Optical imaging using voltage-sensitive dyes has become an important tool for studying vortex-like electrical waves in the heart. Such waves, known as spiral or scroll waves, can spontaneously form in pathological ventricular myocardium, causing ventricular fibrillation and sudden death. Until recently, observations of scroll waves were limited to their surface manifestations, thus providing little information about the shape and location of their organizing center, the filament. We use computer modeling to assess the feasibility of visualizing filaments using dynamic transillumination imaging in conjunction with near-IR voltage-sensitive absorptive dyes (absorptive transillumination). We simulate transillumination signals produced by the intramural scroll waves in a realistic slab of ventricular tissue with trabeculated endocardial surface. The computations use a detailed ionic model of electrical excitation (LRd) coupled to a photon transport model for cardiac tissue. Our simulations show that dynamic absorptive transillumination data, with subsequent processing involving either amplitude maps, time-space plots, or power-of-the-dominant-frequency maps, can be used to reliably detect intramural scroll waves through the whole thickness (~10 mm) of the ventricular wall. Neither variations in the thickness of the myocardial wall nor noise impeded the detection of intramural filaments.
This study explores the possibility of localizing the excitation centers of electrical waves inside the heart wall using voltage-sensitive dyes (fluorescent or absorptive). In the present study, we propose a method for the 3-D localization of excitation centers from pairs of 2-D images obtained in two modes of observation: reflection and transillumination. Such images can be obtained using high-speed charge-coupled device (CCD) cameras and photodiode arrays with time resolution up to 0.5 ms. To test the method, we simulate optical signals produced by point sources and propagating ellipsoidal waves in 1-cm-thick slabs of myocardial tissue. Solutions of the optical diffusion equation are constructed by employing the method of images with Robin boundary conditions. The coordinates of point sources as well as of the centers of expanding waves can be accurately determined using the proposed algorithm. The method can be extended to depth estimations of the outer boundaries of the expanding wave. The depth estimates are based on ratios of spatially integrated images. The method shows high tolerance to noise and can give accurate results even at relatively low signal-to-noise ratios. In conclusion, we propose a novel and efficient algorithm for the localization of excitation centers in 3-D cardiac tissue.

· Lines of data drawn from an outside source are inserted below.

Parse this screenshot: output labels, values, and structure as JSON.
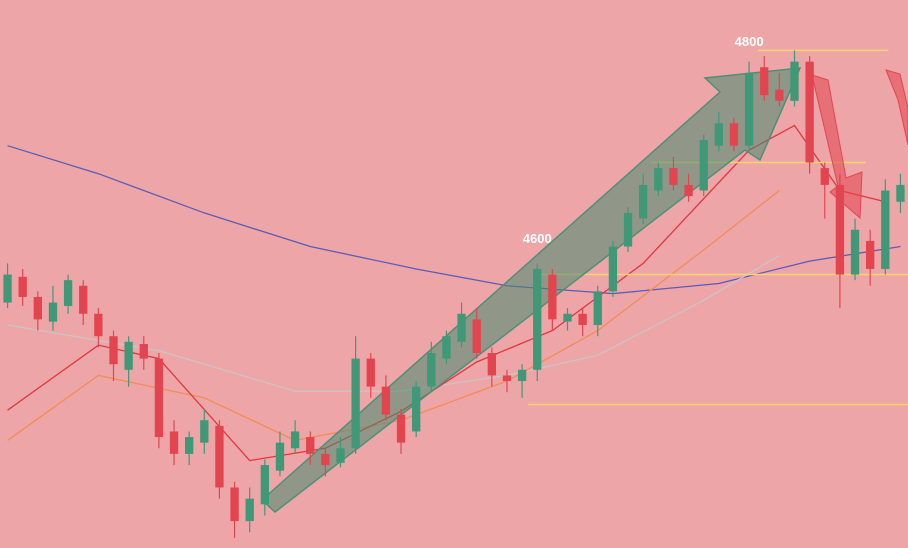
{
  "chart_data": {
    "type": "candlestick",
    "xlim": [
      -0.5,
      59.5
    ],
    "ylim": [
      4356,
      4845
    ],
    "up_color": "#3f9878",
    "down_color": "#e2454f",
    "open": [
      4575,
      4598,
      4580,
      4558,
      4572,
      4590,
      4565,
      4545,
      4515,
      4538,
      4525,
      4460,
      4440,
      4450,
      4465,
      4410,
      4380,
      4395,
      4425,
      4445,
      4455,
      4440,
      4432,
      4445,
      4525,
      4500,
      4475,
      4460,
      4500,
      4525,
      4540,
      4560,
      4530,
      4510,
      4505,
      4515,
      4600,
      4558,
      4565,
      4555,
      4585,
      4625,
      4650,
      4675,
      4695,
      4680,
      4675,
      4715,
      4735,
      4715,
      4785,
      4765,
      4755,
      4790,
      4695,
      4680,
      4600,
      4630,
      4605,
      4665
    ],
    "high": [
      4610,
      4605,
      4585,
      4590,
      4600,
      4595,
      4570,
      4550,
      4545,
      4545,
      4530,
      4470,
      4460,
      4480,
      4470,
      4415,
      4410,
      4435,
      4460,
      4470,
      4460,
      4445,
      4455,
      4545,
      4530,
      4510,
      4480,
      4505,
      4540,
      4550,
      4575,
      4570,
      4535,
      4515,
      4520,
      4610,
      4605,
      4570,
      4570,
      4590,
      4630,
      4660,
      4690,
      4700,
      4705,
      4690,
      4725,
      4745,
      4740,
      4790,
      4795,
      4780,
      4800,
      4795,
      4700,
      4690,
      4650,
      4640,
      4685,
      4690
    ],
    "low": [
      4570,
      4572,
      4550,
      4550,
      4565,
      4555,
      4535,
      4505,
      4500,
      4515,
      4445,
      4430,
      4430,
      4440,
      4400,
      4365,
      4370,
      4385,
      4420,
      4440,
      4430,
      4420,
      4428,
      4440,
      4490,
      4470,
      4440,
      4455,
      4495,
      4520,
      4535,
      4525,
      4500,
      4495,
      4490,
      4505,
      4550,
      4550,
      4545,
      4545,
      4580,
      4620,
      4645,
      4670,
      4675,
      4665,
      4670,
      4710,
      4710,
      4710,
      4755,
      4750,
      4750,
      4690,
      4650,
      4570,
      4595,
      4590,
      4600,
      4655
    ],
    "close": [
      4600,
      4580,
      4560,
      4575,
      4595,
      4565,
      4545,
      4520,
      4540,
      4525,
      4455,
      4440,
      4455,
      4470,
      4410,
      4380,
      4400,
      4430,
      4450,
      4460,
      4440,
      4430,
      4445,
      4525,
      4500,
      4475,
      4450,
      4500,
      4530,
      4545,
      4565,
      4530,
      4510,
      4505,
      4515,
      4605,
      4560,
      4565,
      4555,
      4585,
      4625,
      4655,
      4680,
      4695,
      4680,
      4670,
      4720,
      4735,
      4715,
      4780,
      4760,
      4755,
      4790,
      4700,
      4680,
      4600,
      4640,
      4605,
      4675,
      4680
    ],
    "lines": [
      {
        "color": "#5a5cb8",
        "x": [
          0,
          6,
          13,
          20,
          27,
          33,
          40,
          47,
          53,
          59
        ],
        "values": [
          4715,
          4690,
          4655,
          4625,
          4605,
          4590,
          4583,
          4592,
          4612,
          4625
        ]
      },
      {
        "color": "#cdc4c4",
        "x": [
          0,
          10,
          19,
          26,
          33,
          39,
          46,
          51
        ],
        "values": [
          4555,
          4532,
          4496,
          4496,
          4510,
          4528,
          4577,
          4617
        ]
      },
      {
        "color": "#f28c55",
        "x": [
          0,
          6,
          13,
          19,
          26,
          33,
          39,
          46,
          51
        ],
        "values": [
          4452,
          4510,
          4490,
          4452,
          4470,
          4505,
          4550,
          4622,
          4675
        ]
      },
      {
        "color": "#e2363f",
        "x": [
          0,
          6,
          10,
          16,
          21,
          26,
          31,
          36,
          42,
          49,
          52,
          55,
          58
        ],
        "values": [
          4479,
          4537,
          4525,
          4434,
          4445,
          4478,
          4522,
          4550,
          4610,
          4711,
          4733,
          4675,
          4665
        ]
      }
    ],
    "levels": [
      {
        "value": 4800,
        "start": 49.6,
        "end": 58.2
      },
      {
        "value": 4700,
        "start": 42.5,
        "end": 56.7
      },
      {
        "value": 4600,
        "start": 34.9,
        "end": 59.5
      },
      {
        "value": 4484,
        "start": 34.4,
        "end": 59.5
      }
    ],
    "level_color": "#f7d56a",
    "annotations": [
      {
        "value": 4600,
        "x": 35
      },
      {
        "value": 4800,
        "x": 49
      }
    ]
  }
}
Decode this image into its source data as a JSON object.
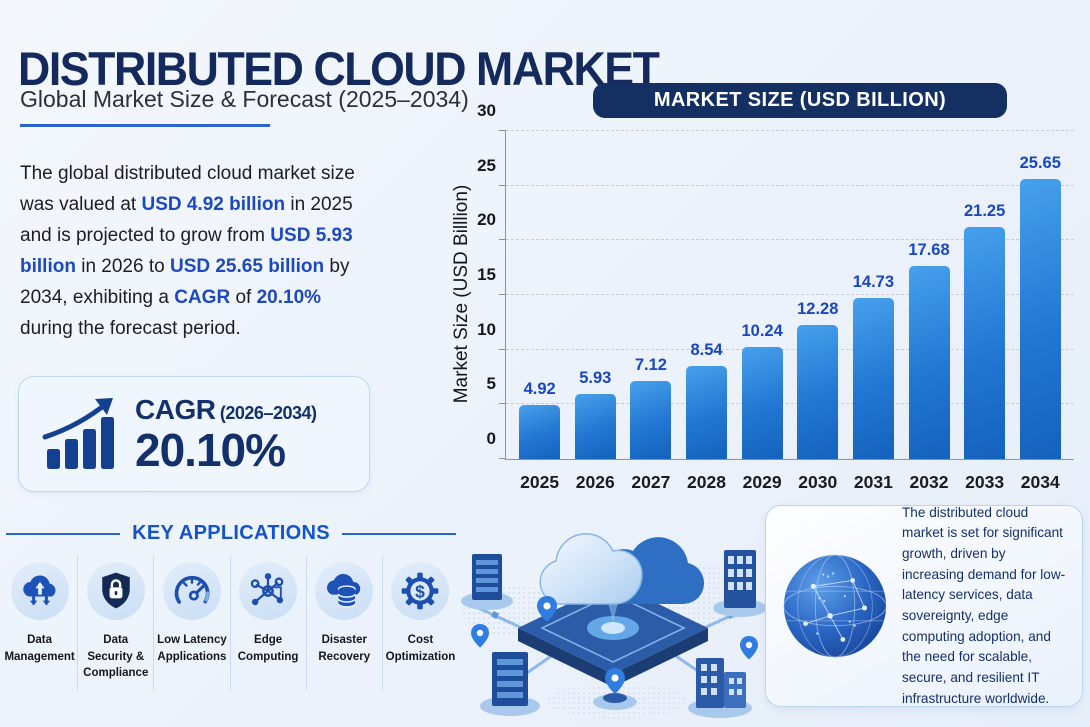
{
  "header": {
    "title": "DISTRIBUTED CLOUD MARKET",
    "subtitle": "Global Market Size & Forecast (2025–2034)"
  },
  "intro": {
    "segments": [
      {
        "text": "The global distributed cloud market size was valued at ",
        "highlight": false
      },
      {
        "text": "USD 4.92 billion",
        "highlight": true
      },
      {
        "text": " in 2025 and is projected to grow from ",
        "highlight": false
      },
      {
        "text": "USD 5.93 billion",
        "highlight": true
      },
      {
        "text": " in 2026 to ",
        "highlight": false
      },
      {
        "text": "USD 25.65 billion",
        "highlight": true
      },
      {
        "text": " by 2034, exhibiting a ",
        "highlight": false
      },
      {
        "text": "CAGR",
        "highlight": true
      },
      {
        "text": " of ",
        "highlight": false
      },
      {
        "text": "20.10%",
        "highlight": true
      },
      {
        "text": " during the forecast period.",
        "highlight": false
      }
    ]
  },
  "cagr_box": {
    "label": "CAGR",
    "period": "(2026–2034)",
    "value": "20.10%"
  },
  "key_applications": {
    "heading": "KEY APPLICATIONS",
    "items": [
      {
        "label": "Data Management",
        "icon": "cloud-arrows-icon"
      },
      {
        "label": "Data Security & Compliance",
        "icon": "shield-lock-icon"
      },
      {
        "label": "Low Latency Applications",
        "icon": "speedometer-icon"
      },
      {
        "label": "Edge Computing",
        "icon": "network-nodes-icon"
      },
      {
        "label": "Disaster Recovery",
        "icon": "cloud-database-icon"
      },
      {
        "label": "Cost Optimization",
        "icon": "gear-dollar-icon"
      }
    ]
  },
  "chart": {
    "header": "MARKET SIZE (USD BILLION)",
    "ylabel": "Market Size (USD Billlion)"
  },
  "chart_data": {
    "type": "bar",
    "title": "MARKET SIZE (USD BILLION)",
    "categories": [
      "2025",
      "2026",
      "2027",
      "2028",
      "2029",
      "2030",
      "2031",
      "2032",
      "2033",
      "2034"
    ],
    "values": [
      4.92,
      5.93,
      7.12,
      8.54,
      10.24,
      12.28,
      14.73,
      17.68,
      21.25,
      25.65
    ],
    "xlabel": "",
    "ylabel": "Market Size (USD Billlion)",
    "ylim": [
      0,
      30
    ],
    "yticks": [
      0,
      5,
      10,
      15,
      20,
      25,
      30
    ],
    "grid": "horizontal-dashed",
    "legend": "none",
    "bar_color_top": "#47a0ec",
    "bar_color_bottom": "#1462bd",
    "value_label_color": "#1a46bf"
  },
  "insight_box": {
    "text": "The distributed cloud market is set for significant growth, driven by increasing demand for low-latency services, data sovereignty, edge computing adoption, and the need for scalable, secure, and resilient IT infrastructure worldwide."
  },
  "glyphs": {
    "dollar": "$"
  },
  "colors": {
    "navy": "#14295c",
    "royal_blue": "#1c49c2",
    "accent_blue": "#2a64cc",
    "pill_bg": "#142f62",
    "background": "#edf3fb"
  }
}
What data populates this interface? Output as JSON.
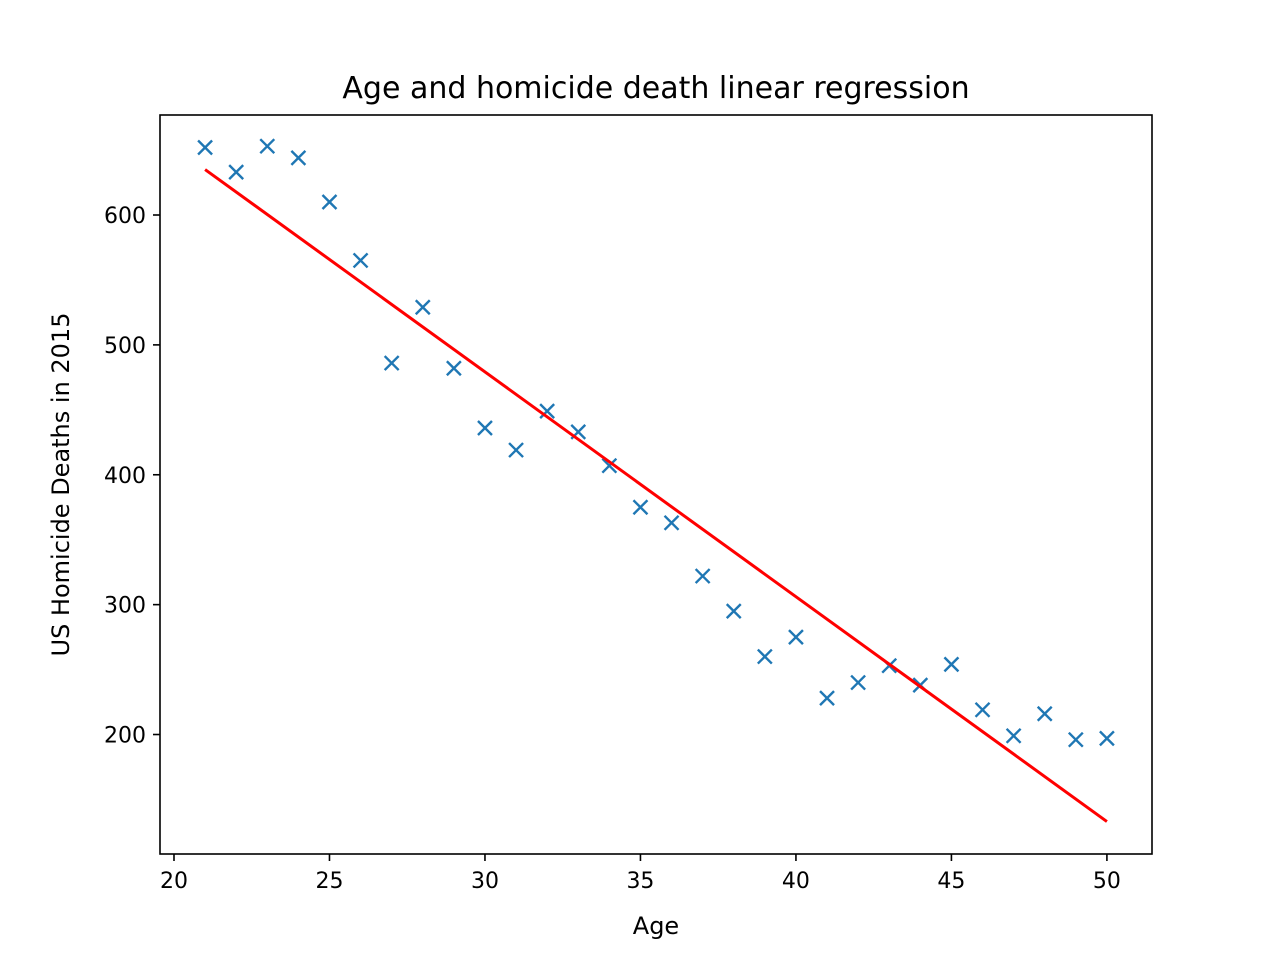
{
  "chart_data": {
    "type": "scatter",
    "title": "Age and homicide death linear regression",
    "xlabel": "Age",
    "ylabel": "US Homicide Deaths in 2015",
    "xlim": [
      19.55,
      51.45
    ],
    "ylim": [
      108,
      677
    ],
    "xticks": [
      20,
      25,
      30,
      35,
      40,
      45,
      50
    ],
    "yticks": [
      200,
      300,
      400,
      500,
      600
    ],
    "grid": false,
    "legend": "none",
    "series": [
      {
        "kind": "scatter",
        "marker": "x",
        "color": "#1f77b4",
        "x": [
          21,
          22,
          23,
          24,
          25,
          26,
          27,
          28,
          29,
          30,
          31,
          32,
          33,
          34,
          35,
          36,
          37,
          38,
          39,
          40,
          41,
          42,
          43,
          44,
          45,
          46,
          47,
          48,
          49,
          50
        ],
        "y": [
          652,
          633,
          653,
          644,
          610,
          565,
          486,
          529,
          482,
          436,
          419,
          449,
          433,
          407,
          375,
          363,
          322,
          295,
          260,
          275,
          228,
          240,
          253,
          238,
          254,
          219,
          199,
          216,
          196,
          197
        ]
      },
      {
        "kind": "line",
        "color": "#ff0000",
        "x": [
          21,
          50
        ],
        "y": [
          635,
          133
        ]
      }
    ]
  }
}
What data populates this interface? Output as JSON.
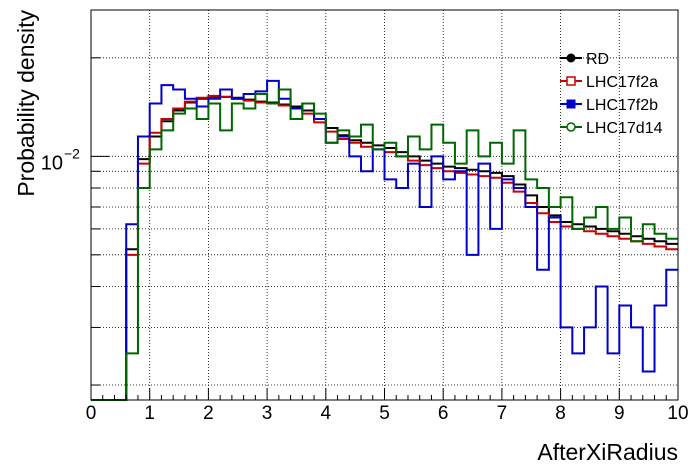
{
  "chart_data": {
    "type": "line",
    "drawstyle": "steps",
    "xlabel": "AfterXiRadius",
    "ylabel": "Probability density",
    "xlim": [
      0,
      10
    ],
    "ylim": [
      0.0018,
      0.028
    ],
    "yscale": "log",
    "grid": true,
    "legend_position": "top-right",
    "x_ticks": [
      0,
      1,
      2,
      3,
      4,
      5,
      6,
      7,
      8,
      9,
      10
    ],
    "y_tick_label": {
      "base": "10",
      "exp": "−2",
      "value": 0.01
    },
    "series": [
      {
        "name": "RD",
        "color": "#000000",
        "marker": "circle-filled",
        "x": [
          0.6,
          0.8,
          1.0,
          1.2,
          1.4,
          1.6,
          1.8,
          2.0,
          2.2,
          2.4,
          2.6,
          2.8,
          3.0,
          3.2,
          3.4,
          3.6,
          3.8,
          4.0,
          4.2,
          4.4,
          4.6,
          4.8,
          5.0,
          5.2,
          5.4,
          5.6,
          5.8,
          6.0,
          6.2,
          6.4,
          6.6,
          6.8,
          7.0,
          7.2,
          7.4,
          7.6,
          7.8,
          8.0,
          8.2,
          8.4,
          8.6,
          8.8,
          9.0,
          9.2,
          9.4,
          9.6,
          9.8
        ],
        "y": [
          0.0052,
          0.0098,
          0.0115,
          0.0128,
          0.0138,
          0.0146,
          0.015,
          0.0152,
          0.0152,
          0.0151,
          0.0149,
          0.0147,
          0.0146,
          0.0144,
          0.0142,
          0.0138,
          0.013,
          0.0122,
          0.0116,
          0.0112,
          0.011,
          0.0108,
          0.0106,
          0.0103,
          0.01,
          0.0097,
          0.0095,
          0.0093,
          0.0092,
          0.0091,
          0.009,
          0.0089,
          0.0087,
          0.0082,
          0.0076,
          0.007,
          0.0066,
          0.0063,
          0.0062,
          0.0061,
          0.006,
          0.0059,
          0.0058,
          0.0057,
          0.0056,
          0.0055,
          0.0054
        ]
      },
      {
        "name": "LHC17f2a",
        "color": "#cc0000",
        "marker": "square-open",
        "x": [
          0.6,
          0.8,
          1.0,
          1.2,
          1.4,
          1.6,
          1.8,
          2.0,
          2.2,
          2.4,
          2.6,
          2.8,
          3.0,
          3.2,
          3.4,
          3.6,
          3.8,
          4.0,
          4.2,
          4.4,
          4.6,
          4.8,
          5.0,
          5.2,
          5.4,
          5.6,
          5.8,
          6.0,
          6.2,
          6.4,
          6.6,
          6.8,
          7.0,
          7.2,
          7.4,
          7.6,
          7.8,
          8.0,
          8.2,
          8.4,
          8.6,
          8.8,
          9.0,
          9.2,
          9.4,
          9.6,
          9.8
        ],
        "y": [
          0.005,
          0.0095,
          0.0118,
          0.013,
          0.014,
          0.0147,
          0.0151,
          0.0153,
          0.0152,
          0.015,
          0.0148,
          0.0146,
          0.0145,
          0.0143,
          0.014,
          0.0135,
          0.0127,
          0.0119,
          0.0113,
          0.011,
          0.0107,
          0.0105,
          0.0103,
          0.01,
          0.0097,
          0.0094,
          0.0092,
          0.009,
          0.0089,
          0.0088,
          0.0087,
          0.0086,
          0.0083,
          0.0078,
          0.0072,
          0.0067,
          0.0063,
          0.0061,
          0.006,
          0.0059,
          0.0058,
          0.0057,
          0.0056,
          0.0055,
          0.0054,
          0.0053,
          0.0052
        ]
      },
      {
        "name": "LHC17f2b",
        "color": "#0000cc",
        "marker": "square-filled",
        "x": [
          0.6,
          0.8,
          1.0,
          1.2,
          1.4,
          1.6,
          1.8,
          2.0,
          2.2,
          2.4,
          2.6,
          2.8,
          3.0,
          3.2,
          3.4,
          3.6,
          3.8,
          4.0,
          4.2,
          4.4,
          4.6,
          4.8,
          5.0,
          5.2,
          5.4,
          5.6,
          5.8,
          6.0,
          6.2,
          6.4,
          6.6,
          6.8,
          7.0,
          7.2,
          7.4,
          7.6,
          7.8,
          8.0,
          8.2,
          8.4,
          8.6,
          8.8,
          9.0,
          9.2,
          9.4,
          9.6,
          9.8
        ],
        "y": [
          0.0062,
          0.0115,
          0.0145,
          0.0165,
          0.016,
          0.015,
          0.0142,
          0.015,
          0.016,
          0.015,
          0.0155,
          0.0158,
          0.017,
          0.015,
          0.014,
          0.0145,
          0.013,
          0.011,
          0.0115,
          0.01,
          0.009,
          0.0105,
          0.0085,
          0.008,
          0.0095,
          0.007,
          0.01,
          0.0085,
          0.009,
          0.005,
          0.0095,
          0.006,
          0.0085,
          0.008,
          0.007,
          0.0045,
          0.0065,
          0.003,
          0.0025,
          0.003,
          0.004,
          0.0025,
          0.0035,
          0.003,
          0.0022,
          0.0035,
          0.0045
        ]
      },
      {
        "name": "LHC17d14",
        "color": "#006600",
        "marker": "circle-open",
        "x": [
          0.6,
          0.8,
          1.0,
          1.2,
          1.4,
          1.6,
          1.8,
          2.0,
          2.2,
          2.4,
          2.6,
          2.8,
          3.0,
          3.2,
          3.4,
          3.6,
          3.8,
          4.0,
          4.2,
          4.4,
          4.6,
          4.8,
          5.0,
          5.2,
          5.4,
          5.6,
          5.8,
          6.0,
          6.2,
          6.4,
          6.6,
          6.8,
          7.0,
          7.2,
          7.4,
          7.6,
          7.8,
          8.0,
          8.2,
          8.4,
          8.6,
          8.8,
          9.0,
          9.2,
          9.4,
          9.6,
          9.8
        ],
        "y": [
          0.0025,
          0.008,
          0.0105,
          0.012,
          0.0135,
          0.014,
          0.013,
          0.0145,
          0.012,
          0.0145,
          0.014,
          0.0155,
          0.0145,
          0.016,
          0.013,
          0.0145,
          0.0135,
          0.011,
          0.012,
          0.0115,
          0.0125,
          0.0105,
          0.011,
          0.01,
          0.0115,
          0.0105,
          0.0125,
          0.011,
          0.0095,
          0.012,
          0.01,
          0.011,
          0.0095,
          0.012,
          0.0085,
          0.008,
          0.007,
          0.0075,
          0.006,
          0.0065,
          0.007,
          0.006,
          0.0065,
          0.0055,
          0.0062,
          0.0058,
          0.0056
        ]
      }
    ]
  }
}
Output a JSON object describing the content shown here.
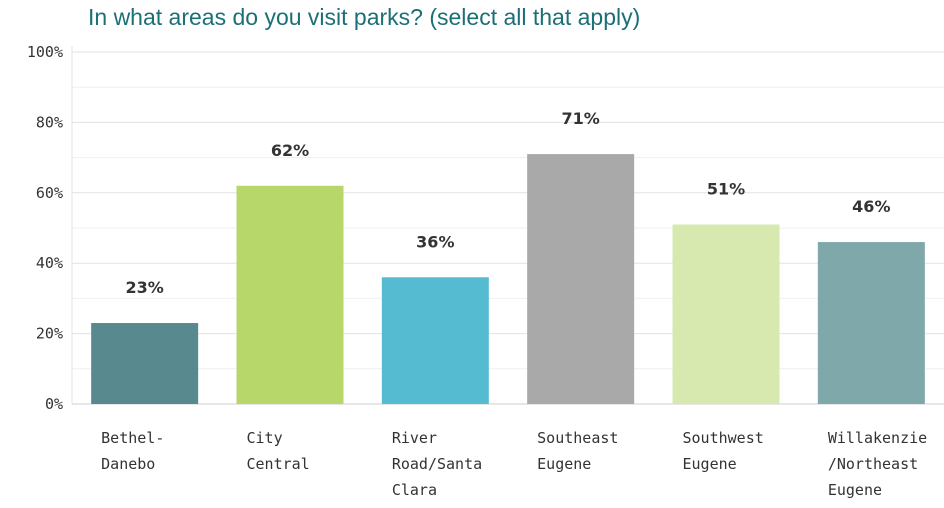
{
  "chart_data": {
    "type": "bar",
    "title": "In what areas do you visit parks? (select all that apply)",
    "categories": [
      [
        "Bethel-",
        "Danebo"
      ],
      [
        "City",
        "Central"
      ],
      [
        "River",
        "Road/Santa",
        "Clara"
      ],
      [
        "Southeast",
        "Eugene"
      ],
      [
        "Southwest",
        "Eugene"
      ],
      [
        "Willakenzie",
        "/Northeast",
        "Eugene"
      ]
    ],
    "values": [
      23,
      62,
      36,
      71,
      51,
      46
    ],
    "data_labels": [
      "23%",
      "62%",
      "36%",
      "71%",
      "51%",
      "46%"
    ],
    "colors": [
      "#57898f",
      "#b8d76a",
      "#55bbd0",
      "#a9a9a9",
      "#d8e9b0",
      "#7fa8ab"
    ],
    "ylim": [
      0,
      100
    ],
    "yticks": [
      0,
      20,
      40,
      60,
      80,
      100
    ],
    "ytick_labels": [
      "0%",
      "20%",
      "40%",
      "60%",
      "80%",
      "100%"
    ],
    "grid": true,
    "xlabel": "",
    "ylabel": ""
  }
}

Until recently, optical mapping of electrical activity in the heart muscle using voltage-sensitive dyes has mainly been applied to subsurface imaging. Here we present a method for the three-dimensional (3D) reconstruction of electrical activity deep inside the myocardial wall. We propose an alternative approach to diffusive optical tomography, based on ideas from binocular vision. Detection and illumination occur on opposite sides of the preparation. Staining with absorptive voltage-sensitive dyes is assumed. Data acquisition follows a paraxial scanning procedure, which modifies coaxial scanning by the introduction of a vector offset between illumination and detection axes. Pairs of 2D images are obtained corresponding to offsets of opposite signs. Those image pairs created by parallax are used as an input for the reconstruction algorithm, whose output is a 3D optical image of intramural electrical excitation. We apply this method to the slab geometry. The procedure was tested for a variety of computer-generated sources including particles, lines, bubbles, and simulated electrophysiological patterns such as scroll waves. The limitations of the method and possible improvements are discussed.
Voltage-sensitive dyes have become an important tool in visualizing electrical activity in cardiac tissue. However, there are no established methods for assessing the contribution of intramural electrical excitation to recorded optical signals. Here, we develop algorithms to calculate voltage-dependent optical signals from three-dimensional distributions of transmembrane voltage inside the myocardial wall (the forward problem). Optical diffusion theory is applied for different imaging modes including subsurface imaging or epi-illumination, transillumination and coaxial scanning. We use the solutions of the forward problem to assess these imaging methods with respect to their effectiveness in visualizing two types of 3D cardiac activity: electrical point sources and intramural scroll waves initiated at various depths. Simulations were performed both for fluorescent and absorptive voltage-sensitive dyes. In the case of point sources, we focus on the lateral optical resolution, as a function of the source depth. We find that, among the studied methods, fluorescent coaxial scanning yields the best optical resolution (<2.5 mm). In the case of scroll waves we investigate how well the filament, i.e. the organizing center, can be visualized as function of its depth. Our results show that using absorptive transillumination, filaments can be detected up to 3 mm below the recording surface. The presented results provide a powerful tool for the interpretation of experimental data and are the first step towards the development of inverse procedures.